Chaque étoffe doit-elle avoir une dimension non seulement visuelle et tactile mais aussi narrative ? Elaine : Elle porte en effet un récit, un ressenti. Et une fois qu’elle reçoit un nom, acquiert une identité propre qui s’inscrit dans le processus de création. Nous écrivons chaque année une nouvelle histoire qui s’intègre ensuite dans une continuité. Il est ainsi aisé d’entremêler les différentes gammes, de mélanger les tissus. La profondeur des coloris et la palette naturelle que nous employons reflètent notre ADN autant qu’ils incarnent l’intemporalité.
Yvan : Nos créations ont cette magnifique particularité de pouvoir se décliner en de multiples usages. Un même textile peut devenir un rideau, un revêtement de siège ou encore un élément décoratif. Nous mettons en scène chaque collection dans un lieu qui reflète l’ambiance, les sensations que nous souhaitons transmettre. Pour Azimuth, il s’agissait d’une ferme marocaine, rustique mais contemporaine et épurée. Pour autant, ce n’est qu’une interprétation parmi d’autres. Nous laissons aux architectes d’intérieur la liberté essentielle de s’approprier nos pièces.
Vous mettez à l’honneur les matières et fibres naturelles, dont l’authenticité fait de chaque création une pièce unique, marquée par de subtiles irrégularités. La relation à l’imperfection fait-elle partie de votre identité ? Yvan : Absolument. Elle nous définit et découle de notre amour de la nature comme d’un profond besoin de sincérité. Il n’a jamais été question de construire une marque pour lui trouver une place sur le marché, mais plutôt comme le reflet d’un mode de pensée et de vie. La passion a toujours primé sur le commercial.
Owen : Nous accordons une grande importance aux fils, aux finitions, aux nuances ainsi qu’à la douceur et la rondeur du tissu. Lorsque l’on développe une étoffe avec un tisserand, chaque aspect est travaillé afin d’obtenir ce résultat sensible et brut à la fois.
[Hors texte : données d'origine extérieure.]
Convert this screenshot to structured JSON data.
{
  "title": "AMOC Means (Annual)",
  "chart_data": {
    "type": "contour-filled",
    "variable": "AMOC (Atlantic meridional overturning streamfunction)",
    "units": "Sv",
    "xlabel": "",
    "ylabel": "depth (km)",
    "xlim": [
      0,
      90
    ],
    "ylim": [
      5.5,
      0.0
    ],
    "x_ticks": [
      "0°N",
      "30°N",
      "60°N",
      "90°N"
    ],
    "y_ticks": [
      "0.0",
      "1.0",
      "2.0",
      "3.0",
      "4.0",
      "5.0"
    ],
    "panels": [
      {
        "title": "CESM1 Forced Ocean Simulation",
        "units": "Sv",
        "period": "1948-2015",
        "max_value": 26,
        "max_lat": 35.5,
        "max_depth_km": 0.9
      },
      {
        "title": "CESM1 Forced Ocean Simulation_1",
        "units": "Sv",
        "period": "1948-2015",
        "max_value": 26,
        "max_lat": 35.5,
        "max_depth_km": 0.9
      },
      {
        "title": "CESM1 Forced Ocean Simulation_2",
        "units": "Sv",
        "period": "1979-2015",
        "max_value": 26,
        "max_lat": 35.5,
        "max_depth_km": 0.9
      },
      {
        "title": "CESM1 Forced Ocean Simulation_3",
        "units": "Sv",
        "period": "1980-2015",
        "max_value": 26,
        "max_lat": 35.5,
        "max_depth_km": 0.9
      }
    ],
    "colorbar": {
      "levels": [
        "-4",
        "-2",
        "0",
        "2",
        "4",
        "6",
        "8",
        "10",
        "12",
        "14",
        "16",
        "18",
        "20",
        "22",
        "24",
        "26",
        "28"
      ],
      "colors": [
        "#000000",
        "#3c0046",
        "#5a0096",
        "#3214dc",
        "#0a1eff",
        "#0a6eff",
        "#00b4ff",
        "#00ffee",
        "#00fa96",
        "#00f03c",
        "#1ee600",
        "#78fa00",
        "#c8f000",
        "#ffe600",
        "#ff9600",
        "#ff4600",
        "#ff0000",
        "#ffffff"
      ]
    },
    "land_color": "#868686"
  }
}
C’est un processus d’imperfection maîtrisée. Nous tenons à valoriser nos ateliers d’excellence, qui demeurent principalement belges. Peu de gens réalisent d’ailleurs à quel point il s’agit d’une œuvre du vivant, qui commence bien avant la matière, dans la terre, la plante, le soleil, la pluie et les cycles des saisons. C’est formidable d’être connecté à l’ensemble de ce processus et cela constitue une grande richesse personnelle. Nous n’avons pas de grande ambition de croissance, seulement la volonté de faire perdurer cette entreprise que nous aimons profondément et de partager cette passion avec d’autres, designers, clients, artisans. Plus qu’une famille, nous formons une véritable communauté.